(For some reason, YouTube is no longer giving me Embed codes on my IPad.)
Earlier this evening I played rock n roll. How it works here is a local bar has a house band on Thursdays that you can sign up to play with - or sometimes a whole band comes and plays a few songs. I started a few weeks back and because keyboard players are rare I often sit in for most of the evening. My connection with the place is that a colleague of my wife goes with her husband, a guitarist and singer who has a band. He contacted me yesterday or the day before and asked if I knew Louie Louie.

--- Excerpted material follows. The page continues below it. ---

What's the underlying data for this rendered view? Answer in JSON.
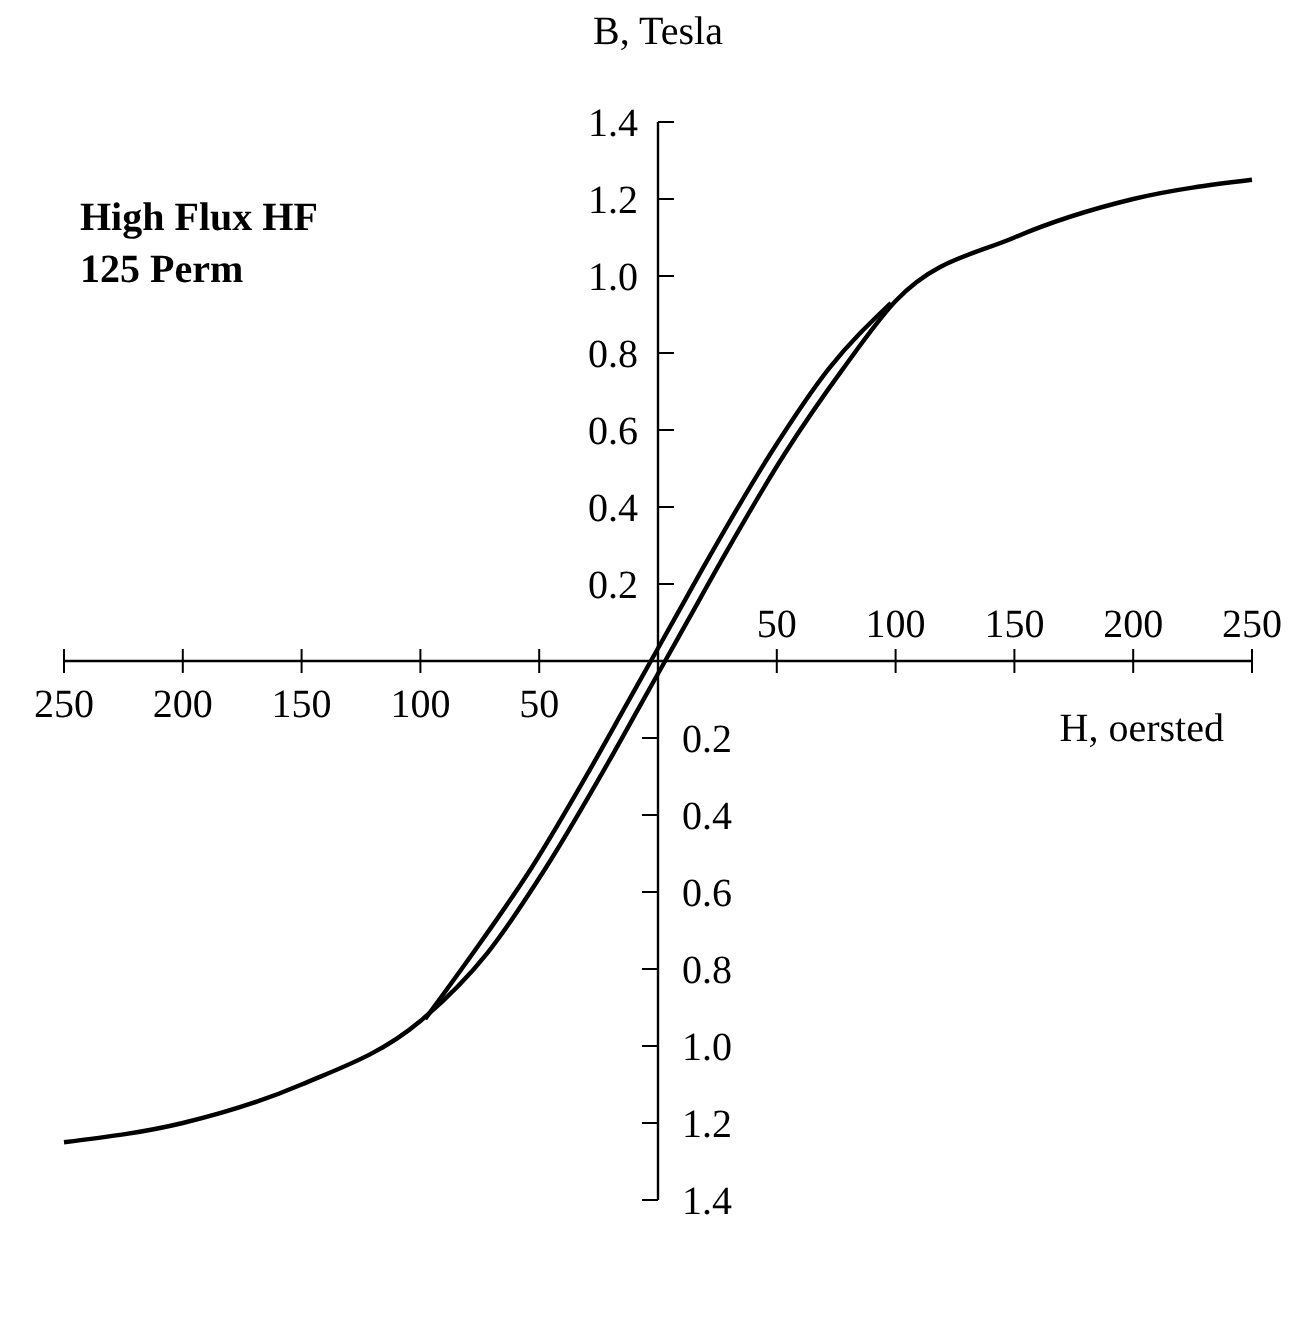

Sure. But I went and reviewed it on YouTube, listened to exactly how it was played, and found the piano sound in my keyboard that most closely resembled the recording. And notes below the video led me to go read more about this, which I did in a few online places. The song, at least the original national hit recording, has an odd story. (The song has a story past that in that there is an insane number of recorded versions, but this is not the topic of the post.)
It was written in the 1950’s. In about 1962, a Washington State band recorded it and had a regional, in this case meaning statewide, hit with it. There was another area band called the Kingsmen. They were playing local gigs and noticed that whenever Louie Louie came on the jukebox, everyone got up and danced, so they concluded they should learn it, which they did, and it made them quite popular. They were the house band for a bar and the owner of the bar became their manager.
One day in April of 1963 they played a Louie Louie marathon, nonstop for an hour and a half. The next day, their manager brought them into a local studio to record it. Jack Ely, the singer, had a hoarse voice from the marathon, he was wearing braces, and when they went into the studio there were three mics hanging from the ceiling, one of which was over the singer’s head. He had to look up (try looking up and see how it makes your throat feel) and essentially shout at the mic to be heard over a live rock n roll band. The band thought they were doing a run-through but their manager liked the first take and released that take. He liked the raw quality. He turned out to be right and they had a national hit on their hands.
The result of all these factors affecting the singer during the recording is that the words are unintelligible. Someone started a rumor that the lyrics he was singing were obscene and came up with a mildly plausible set of lyrics. By "plausible" I mean you might be talked into thinking that's what Ely was singing, not that releasing anything with those lyrics was plausible. These lyrics spread like wildfire through college campuses. Eventually, parents got wind of this and started complaining to authorities about this obscene song on the radio. The Governor of Indiana banned it (plus ca change) and the FBI, by request of a lot of parents, investigated the song. It took them about two years. They listened, they interviewed the guy who wrote the song, Richard Berry; they interviewed the recording company guys. The only guy they didn’t interview, utterly inexplicably, was the singer.
After two years the FBI concluded that the recording was not obscene and could be played anywhere.
However, it turns out that the FBI was wrong. They missed an obscenity. How could they miss it after going through this recording for two years?
It isn’t in the lyrics.
Remember that this was supposed to be a rehearsal take, not the final product. The drummer dropped a stick at just before the one minute mark. His reaction to dropping a stick during a performance was pretty much the same as any drummer’s reaction to dropping a stick during a performance. He shouted “Fuck!” It’s audible on the recording, and I don’t mean you need a good set of speakers, I mean you can hear it on a cellphone.
I just find it a very interesting example of presumably unintentional misdirection. It worked kind of like a magic trick - keep the marks’ attention in the wrong place. The FBI didn’t notice it and the public didn’t either. I assume it can still be broadcasted.